President Obama punctuated his legacy of clemency and criminal justice reform on Thursday, commuting the sentences of 330 federal inmates convicted of drug crimes.

Pablo Martinez Monsivais/AP
President Obama speaks during his final presidential news conference, on Jan. 18, in the briefing room of the White House in Washington. In his last major act as president, Mr. Obama cut short the sentences of 330 federal inmates convicted of drug crimes.

President Obama continued his record-breaking run of commutations to reformed drug criminals right up to his last hours in the White House, granting clemency to 330 federal prisoners on Thursday.

As staffers moved down the White House halls, packing Mr. Obama’s remaining belongings into boxes, the president signed the largest batch of commutations ever issued on a president in a single day, bringing his total to 1,715.

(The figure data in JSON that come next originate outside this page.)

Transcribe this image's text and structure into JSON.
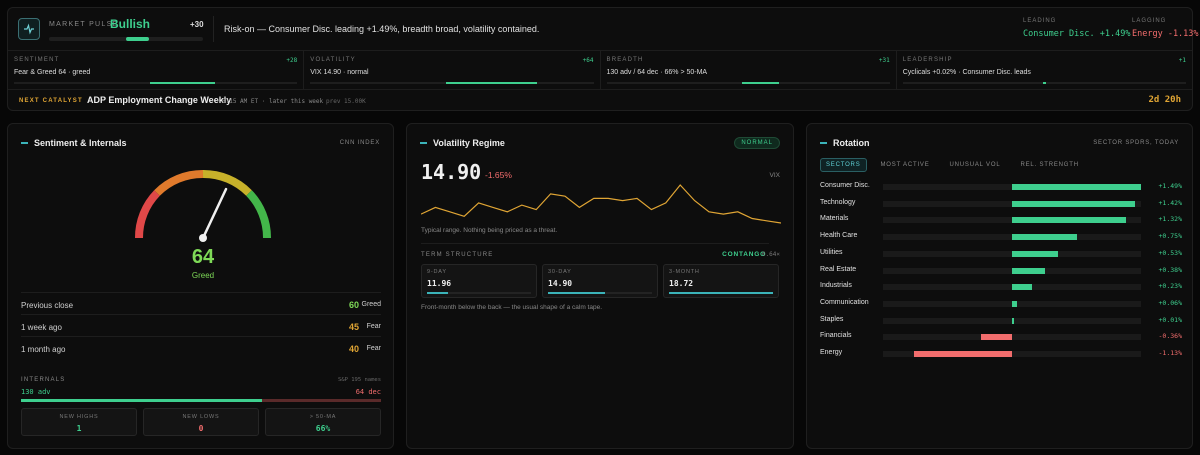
{
  "pulse": {
    "label": "MARKET PULSE",
    "value": "Bullish",
    "score": "+30",
    "summary": "Risk-on — Consumer Disc. leading +1.49%, breadth broad, volatility contained.",
    "leading_label": "LEADING",
    "leading_value": "Consumer Disc. +1.49%",
    "lagging_label": "LAGGING",
    "lagging_value": "Energy -1.13%"
  },
  "metrics": [
    {
      "title": "SENTIMENT",
      "score": "+28",
      "desc": "Fear & Greed 64 · greed",
      "fill": 0.23
    },
    {
      "title": "VOLATILITY",
      "score": "+64",
      "desc": "VIX 14.90 · normal",
      "fill": 0.32
    },
    {
      "title": "BREADTH",
      "score": "+31",
      "desc": "130 adv / 64 dec · 66% > 50-MA",
      "fill": 0.13
    },
    {
      "title": "LEADERSHIP",
      "score": "+1",
      "desc": "Cyclicals +0.02% · Consumer Disc. leads",
      "fill": 0.01
    }
  ],
  "catalyst": {
    "label": "NEXT CATALYST",
    "name": "ADP Employment Change Weekly",
    "when": "8:15 AM ET · later this week",
    "prev": "prev 15.00K",
    "countdown": "2d 20h"
  },
  "sentiment": {
    "title": "Sentiment & Internals",
    "subtitle": "CNN INDEX",
    "value": "64",
    "rating": "Greed",
    "gauge_value": 64,
    "history": [
      {
        "label": "Previous close",
        "value": "60",
        "word": "Greed",
        "color": "#7ed957"
      },
      {
        "label": "1 week ago",
        "value": "45",
        "word": "Fear",
        "color": "#e0a534"
      },
      {
        "label": "1 month ago",
        "value": "40",
        "word": "Fear",
        "color": "#e0a534"
      }
    ],
    "internals_label": "INTERNALS",
    "internals_sub": "S&P 195 names",
    "adv": "130 adv",
    "dec": "64 dec",
    "adv_fraction": 0.67,
    "stats": [
      {
        "label": "NEW HIGHS",
        "value": "1",
        "color": "#3ecf8e"
      },
      {
        "label": "NEW LOWS",
        "value": "0",
        "color": "#f26d6d"
      },
      {
        "label": "> 50-MA",
        "value": "66%",
        "color": "#3ecf8e"
      }
    ]
  },
  "volatility": {
    "title": "Volatility Regime",
    "badge": "NORMAL",
    "value": "14.90",
    "change": "-1.65%",
    "tag": "VIX",
    "note": "Typical range. Nothing being priced as a threat.",
    "term_label": "TERM STRUCTURE",
    "term_state": "CONTANGO",
    "term_ratio": "0.64×",
    "term": [
      {
        "label": "9-DAY",
        "value": "11.96",
        "fill": 0.2
      },
      {
        "label": "30-DAY",
        "value": "14.90",
        "fill": 0.55
      },
      {
        "label": "3-MONTH",
        "value": "18.72",
        "fill": 1.0
      }
    ],
    "term_note": "Front-month below the back — the usual shape of a calm tape."
  },
  "rotation": {
    "title": "Rotation",
    "subtitle": "SECTOR SPDRS, TODAY",
    "tabs": [
      "SECTORS",
      "MOST ACTIVE",
      "UNUSUAL VOL",
      "REL. STRENGTH"
    ],
    "active_tab": 0,
    "sectors": [
      {
        "name": "Consumer Disc.",
        "value": 1.49,
        "label": "+1.49%"
      },
      {
        "name": "Technology",
        "value": 1.42,
        "label": "+1.42%"
      },
      {
        "name": "Materials",
        "value": 1.32,
        "label": "+1.32%"
      },
      {
        "name": "Health Care",
        "value": 0.75,
        "label": "+0.75%"
      },
      {
        "name": "Utilities",
        "value": 0.53,
        "label": "+0.53%"
      },
      {
        "name": "Real Estate",
        "value": 0.38,
        "label": "+0.38%"
      },
      {
        "name": "Industrials",
        "value": 0.23,
        "label": "+0.23%"
      },
      {
        "name": "Communication",
        "value": 0.06,
        "label": "+0.06%"
      },
      {
        "name": "Staples",
        "value": 0.01,
        "label": "+0.01%"
      },
      {
        "name": "Financials",
        "value": -0.36,
        "label": "-0.36%"
      },
      {
        "name": "Energy",
        "value": -1.13,
        "label": "-1.13%"
      }
    ],
    "positive_color": "#3ecf8e",
    "negative_color": "#f26d6d"
  },
  "chart_data": {
    "type": "line",
    "series": [
      {
        "values": [
          15.3,
          15.6,
          15.4,
          15.2,
          15.8,
          15.6,
          15.4,
          15.7,
          15.5,
          16.2,
          16.1,
          15.6,
          16.0,
          16.0,
          15.9,
          16.0,
          15.5,
          15.8,
          16.6,
          15.9,
          15.4,
          15.3,
          15.4,
          15.1,
          15.0,
          14.9
        ]
      }
    ],
    "color": "#e0a534"
  }
}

Obama broke another record, for the number of commutations issued by a single president, when he granted 209 commutations on Tuesday, 109 of which were life sentences, part of his second-term push to ensure that what he saw as an overly punitive US justice system was infused with mercy.

"He wanted to do it. He wanted the opportunity to look at as many as he could to provide relief," Neil Eggleston, Obama's White House counsel, told the Associated Press in his West Wing office. "He saw the injustice of the sentences that were imposed in many situations, and he has a strong view that people deserve a second chance."

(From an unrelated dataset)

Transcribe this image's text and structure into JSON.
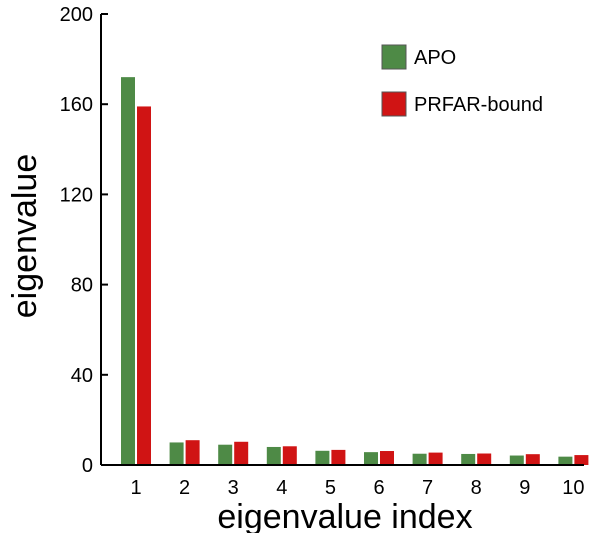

Obama’s second-term ramp up in commutations and pardons aligned with his use of executive powers to push to get results where a Republican-controlled Congress dug in its heels on some of the fundamental reforms he wanted. Obama spent much of his presidency pushing to reform the nation’s harsh sentencing laws, especially legacy ones from the war on drugs. The United States currently houses about half of the world’s prison population.

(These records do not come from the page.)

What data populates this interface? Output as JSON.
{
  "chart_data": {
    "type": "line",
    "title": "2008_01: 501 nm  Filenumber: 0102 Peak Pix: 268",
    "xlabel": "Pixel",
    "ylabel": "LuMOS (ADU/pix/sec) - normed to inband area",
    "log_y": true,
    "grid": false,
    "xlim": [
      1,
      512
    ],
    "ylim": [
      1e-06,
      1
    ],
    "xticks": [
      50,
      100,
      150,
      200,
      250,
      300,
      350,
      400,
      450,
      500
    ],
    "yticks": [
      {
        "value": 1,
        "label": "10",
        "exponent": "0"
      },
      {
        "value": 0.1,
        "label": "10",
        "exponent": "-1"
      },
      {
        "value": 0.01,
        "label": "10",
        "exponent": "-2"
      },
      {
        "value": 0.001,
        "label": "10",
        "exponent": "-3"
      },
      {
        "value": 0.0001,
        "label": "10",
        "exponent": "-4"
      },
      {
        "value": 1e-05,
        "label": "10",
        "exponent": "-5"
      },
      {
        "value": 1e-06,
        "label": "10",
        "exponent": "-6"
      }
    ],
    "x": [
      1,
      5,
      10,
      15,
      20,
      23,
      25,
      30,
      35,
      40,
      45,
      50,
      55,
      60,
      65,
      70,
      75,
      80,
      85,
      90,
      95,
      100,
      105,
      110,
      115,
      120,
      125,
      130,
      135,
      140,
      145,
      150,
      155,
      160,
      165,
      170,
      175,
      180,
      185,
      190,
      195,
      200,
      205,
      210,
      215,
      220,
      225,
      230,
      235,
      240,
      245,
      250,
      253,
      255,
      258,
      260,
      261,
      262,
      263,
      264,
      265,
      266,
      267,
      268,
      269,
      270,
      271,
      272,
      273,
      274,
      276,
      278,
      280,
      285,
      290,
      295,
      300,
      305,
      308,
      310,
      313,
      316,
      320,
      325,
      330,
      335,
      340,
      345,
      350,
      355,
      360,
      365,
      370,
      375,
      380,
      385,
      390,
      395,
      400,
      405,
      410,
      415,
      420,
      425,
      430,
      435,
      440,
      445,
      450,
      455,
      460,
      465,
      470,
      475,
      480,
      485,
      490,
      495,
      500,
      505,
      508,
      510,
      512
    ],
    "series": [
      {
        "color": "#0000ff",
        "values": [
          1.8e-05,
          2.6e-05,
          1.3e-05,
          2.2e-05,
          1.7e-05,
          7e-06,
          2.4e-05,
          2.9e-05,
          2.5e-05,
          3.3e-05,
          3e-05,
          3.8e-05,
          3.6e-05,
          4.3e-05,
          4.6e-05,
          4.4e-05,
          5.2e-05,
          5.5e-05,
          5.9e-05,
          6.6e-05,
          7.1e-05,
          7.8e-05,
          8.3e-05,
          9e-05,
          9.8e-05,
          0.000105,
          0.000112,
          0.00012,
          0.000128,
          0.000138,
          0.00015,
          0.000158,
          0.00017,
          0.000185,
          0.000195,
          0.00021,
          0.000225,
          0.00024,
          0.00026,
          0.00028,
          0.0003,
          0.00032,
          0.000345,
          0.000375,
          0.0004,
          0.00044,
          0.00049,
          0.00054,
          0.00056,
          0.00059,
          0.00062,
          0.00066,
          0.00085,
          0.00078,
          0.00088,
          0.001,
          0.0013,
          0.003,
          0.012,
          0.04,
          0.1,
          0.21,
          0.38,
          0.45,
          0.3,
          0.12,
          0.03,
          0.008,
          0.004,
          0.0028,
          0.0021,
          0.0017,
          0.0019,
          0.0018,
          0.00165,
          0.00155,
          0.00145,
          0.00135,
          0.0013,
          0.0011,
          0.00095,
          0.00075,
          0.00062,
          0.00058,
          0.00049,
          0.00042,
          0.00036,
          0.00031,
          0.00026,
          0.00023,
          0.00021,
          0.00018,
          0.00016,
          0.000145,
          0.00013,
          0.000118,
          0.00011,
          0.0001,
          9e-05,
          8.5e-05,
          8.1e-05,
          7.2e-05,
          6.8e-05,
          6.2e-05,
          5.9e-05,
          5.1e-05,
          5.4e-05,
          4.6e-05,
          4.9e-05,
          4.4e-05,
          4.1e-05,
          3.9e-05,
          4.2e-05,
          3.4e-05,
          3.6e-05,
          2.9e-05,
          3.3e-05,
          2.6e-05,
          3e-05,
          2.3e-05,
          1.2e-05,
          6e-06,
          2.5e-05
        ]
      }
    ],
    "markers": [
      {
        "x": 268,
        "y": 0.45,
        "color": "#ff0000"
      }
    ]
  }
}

Along with a record number of commutations, Obama also granted a total of 212 pardons, bringing his total clemency offerings to 1,927, including a total of 568 who were facing life sentences. A commutation cuts short a prison sentence and allows a prisoner to return to their family and civilian life. A pardon goes further – it indicates forgiveness, and restores full rights, such as the right to vote – but is not the same as being declared legally innocent.

Bernard Smith was one of those who had his sentence commuted by Obama, giving him a chance to start over after 13 years away from his wife and children.

Mr. Smith was arrested in 2002 after he agreed to procure marijuana to sell, along with crack cocaine his brother had obtained. After the two sold the drugs to undercover officers, Smith was charged with the more severe distribution of crack cocaine offense, and was sentenced to 22 years behind bars.

His sentence was far longer than his brother’s, given what the court described as his "extensive criminal history." He still had 10 years to serve when he received news Obama had commuted his sentence.

"He's looking to turn his life around," said Michelle Curth, his attorney. "He's a good person who, like so many people, got involved in something he's been punished for already." Smith hopes to get licensed in heating and air conditioning maintenance and has lined up family members to help him adjust.

Obama personally pored over the application of every inmate whose sentence he commuted, a portion of the 16,000 applications the White House received by the August 2016 deadline. Under Obama’s orders, Smith will not be set free until January 2019 – two years after Obama has left office – and only if he enrolls in a residential drug treatment program.

The president favored those whose records showed sincere efforts to reform, get qualifications, and stay in touch with their families.

Earlier this week, the president also commuted the 35-year sentence of former US military intelligence analyst Chelsea Manning, who he said had shown remorse and already served a long enough sentence.

However he stopped short of granting commutations or pardons to other high-profile figures seeking clemency, including accused Army deserter Sgt. Bowe Bergdahl, former Illinois Gov. Rod Blagojevich, and former National Security Agency contractor Edward Snowden.

This report contains material from the Associated Press.